We also used a variety of evaluation methodologies, including negative evidence lower bound as well as autoregressive mode with the chain rule, and different diffusion strategies. Even training for multiple epochs on all of fineweb did not produce results that bested the autoregressive model.

We reached our tiny research budget for this little experiment on several productive and unproductive threads. Getting better results than the autoregressive baseline (which benefits from lots of the rest of the field doing research) is going to wait for another day. After training for a significantly longer time, the diffusion model gets almost as good, and that is the non-record result.

More research is needed to evaluate the comparative value of small diffusion models versus small auto-regressive models. Often, small models are less general purpose, and even a basic 135M parameter model can work well for a variety of tasks.

SmolLM2-135M-Instruct

This is a small powerful model from Huggingface. There are multiple sizes of SmolLM2 (135M, 360M, 1.7B parameters). Unlike the parameter golf training data, which only uses fineweb, this uses more datasets with greater diversity.

SmolLM2 ties the weights of the token embedding and the language modeling head, and we take special pains to ensure that the quantized token embeddings are identical to the quantized language model head (using tricks to ensure that the protobuf data of both quantized weights overlap, even though they are used in different operators), to get the model down from the 110MB publicly to a 70MB bundle. We also take special pains to ensure that the version of the onnx runtime has the common but outside-the-ONNX-standard 4-bit quantized gather.

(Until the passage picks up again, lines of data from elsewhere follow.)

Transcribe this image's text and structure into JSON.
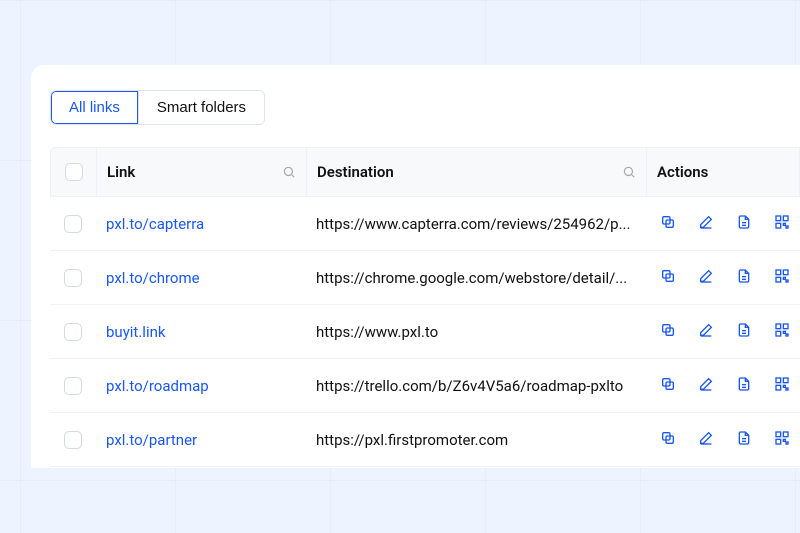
{
  "tabs": {
    "all_links": "All links",
    "smart_folders": "Smart folders"
  },
  "headers": {
    "link": "Link",
    "destination": "Destination",
    "actions": "Actions"
  },
  "rows": [
    {
      "link": "pxl.to/capterra",
      "destination": "https://www.capterra.com/reviews/254962/p..."
    },
    {
      "link": "pxl.to/chrome",
      "destination": "https://chrome.google.com/webstore/detail/..."
    },
    {
      "link": "buyit.link",
      "destination": "https://www.pxl.to"
    },
    {
      "link": "pxl.to/roadmap",
      "destination": "https://trello.com/b/Z6v4V5a6/roadmap-pxlto"
    },
    {
      "link": "pxl.to/partner",
      "destination": "https://pxl.firstpromoter.com"
    }
  ],
  "icons": {
    "copy": "copy-icon",
    "edit": "edit-icon",
    "file": "file-icon",
    "qr": "qr-icon"
  }
}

(This problem, to quantize an LLM to 4-bit precision, and to ensure that the weight count is what we expect it to be, is exactly the sort of well-scoped problem for a coding agent to tackle for half an hour.)

First course: entropy measurement

This is the main way that the parameter golf is scored: measuring entropy on Fineweb.

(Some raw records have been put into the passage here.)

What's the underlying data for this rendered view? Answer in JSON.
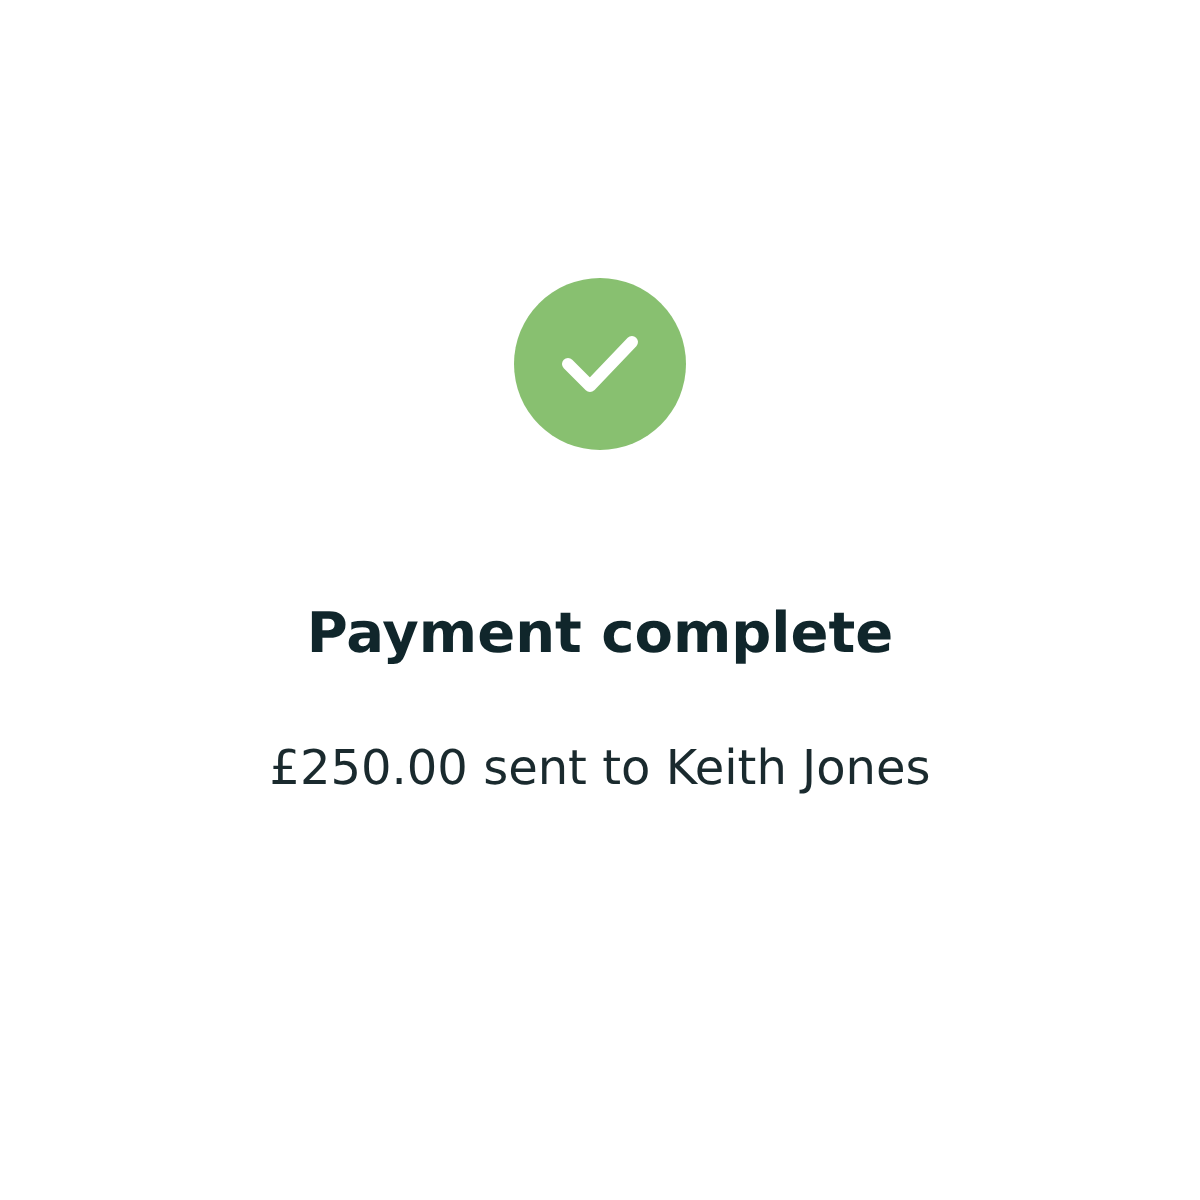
{
  "status": {
    "kind": "success",
    "title": "Payment complete",
    "message": "£250.00 sent to Keith Jones"
  }
}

We can see, broadly speaking, that gzip starts from zero, and needs to learn all sorts of details about English, while processing the default text, and SmolLM2 has the most number of weights and the lowest entropy, it can predict what is going to be said the best.

Notably, SmolLM2 inference uses a kv cache to reuse attention computations from token to token, so on a desktop the inference for the 135M parameter model actually runs faster than for the 16M model without this kv cache, especially while at the outer ends of the 1024-token context window.

We’re training the diffusion model with a pretty basic objective and diffusion training schedules are still an active research area, like BERT masked training strategies.

Second course: generation

This is more frivolous 🙂 but tries to give a comparative sense of how using the tiny language models works in the common use case of text generation.

Without any external data and with a few kilobyte context window, gzip will have no interesting probability distribution to generate text from, hence why it is mostly repetitive garbage.

The auto-regressive and diffusion language models are both understandable as English but do not produce useful text. SmolLM2, in 80MB, produces more useful text. As before, the more text we generate, the more we rely on the attention cache in the autoregressive models compared to the diffusion model: note that we are decoding the most likely token in the window, and this may change the attention on previous tokens that are still masked.

Let me know what you think!

This project entailed everything from architecture design to training to visualization to fit a few tiny language models into a ~150MB page. It’s exciting to see new architectures for LLMs and working on many tiny experiments quickly is an interesting and productive way forward, especially with tiny language models. Let me know what you think!